Conti's tire business, by contrast, reported just a slight drop (1.5 percent) in pre-tax operating earnings for the quarter and showed a gain of 5.4 percent for the nine months.
For the quarter, Conti's corporate operating income fell 42.4 percent to $662.6 million on 3.8-percent higher sales of $11.1 billion. The operating ratio fell four points to 6 percent.
For the nine-month period, operating income fell 10 percent to $3.21 billion on 2.8-percent higher sales of $33.4 billion, which yields an operating ratio of 9.6 percent, down about one point from a year earlier.
The tire division—which accounts for 26 percent of Conti's overall business—reported operating income for the quarter of $731.1 million on 2-percent higher sales of $3 billion, for a 24.3-percent operating ratio.

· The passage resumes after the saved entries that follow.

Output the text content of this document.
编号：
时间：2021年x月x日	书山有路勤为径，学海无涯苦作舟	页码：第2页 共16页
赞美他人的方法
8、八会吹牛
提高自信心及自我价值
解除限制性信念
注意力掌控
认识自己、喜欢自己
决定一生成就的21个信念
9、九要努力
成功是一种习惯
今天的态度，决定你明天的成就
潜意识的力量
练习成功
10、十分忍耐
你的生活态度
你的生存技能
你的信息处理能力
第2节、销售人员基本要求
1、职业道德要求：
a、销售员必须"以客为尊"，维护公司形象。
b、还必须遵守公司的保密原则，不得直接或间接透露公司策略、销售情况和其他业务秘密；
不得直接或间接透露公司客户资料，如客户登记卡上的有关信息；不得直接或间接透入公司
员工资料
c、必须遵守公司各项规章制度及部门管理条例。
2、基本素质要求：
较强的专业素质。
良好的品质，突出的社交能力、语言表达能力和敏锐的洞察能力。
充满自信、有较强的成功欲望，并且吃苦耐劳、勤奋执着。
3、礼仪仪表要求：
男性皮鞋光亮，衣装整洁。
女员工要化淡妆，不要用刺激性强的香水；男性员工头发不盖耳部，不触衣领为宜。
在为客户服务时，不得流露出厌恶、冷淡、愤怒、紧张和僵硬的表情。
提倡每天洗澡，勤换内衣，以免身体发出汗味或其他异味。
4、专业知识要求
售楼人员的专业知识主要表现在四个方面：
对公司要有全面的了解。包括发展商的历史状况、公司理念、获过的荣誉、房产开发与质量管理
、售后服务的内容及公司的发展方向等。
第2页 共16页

For the nine months, operating income was up to $2.32 billion on 2.5-percent better sales of $8.79 billion.
Conti did not give a forecast for the tire business but said the outlook for the Rubber Group was for an operating margin of more than 17 percent on sales of $17.8 billion.
For the full year, Conti expects $167 million of positive effect from lower raw materials costs, including an estimate of $1.40/kilogram for the average price of natural rubber (TSR 20) for 2016.
In the Tire division, production capacity was expanded in Europe, North America and Asia.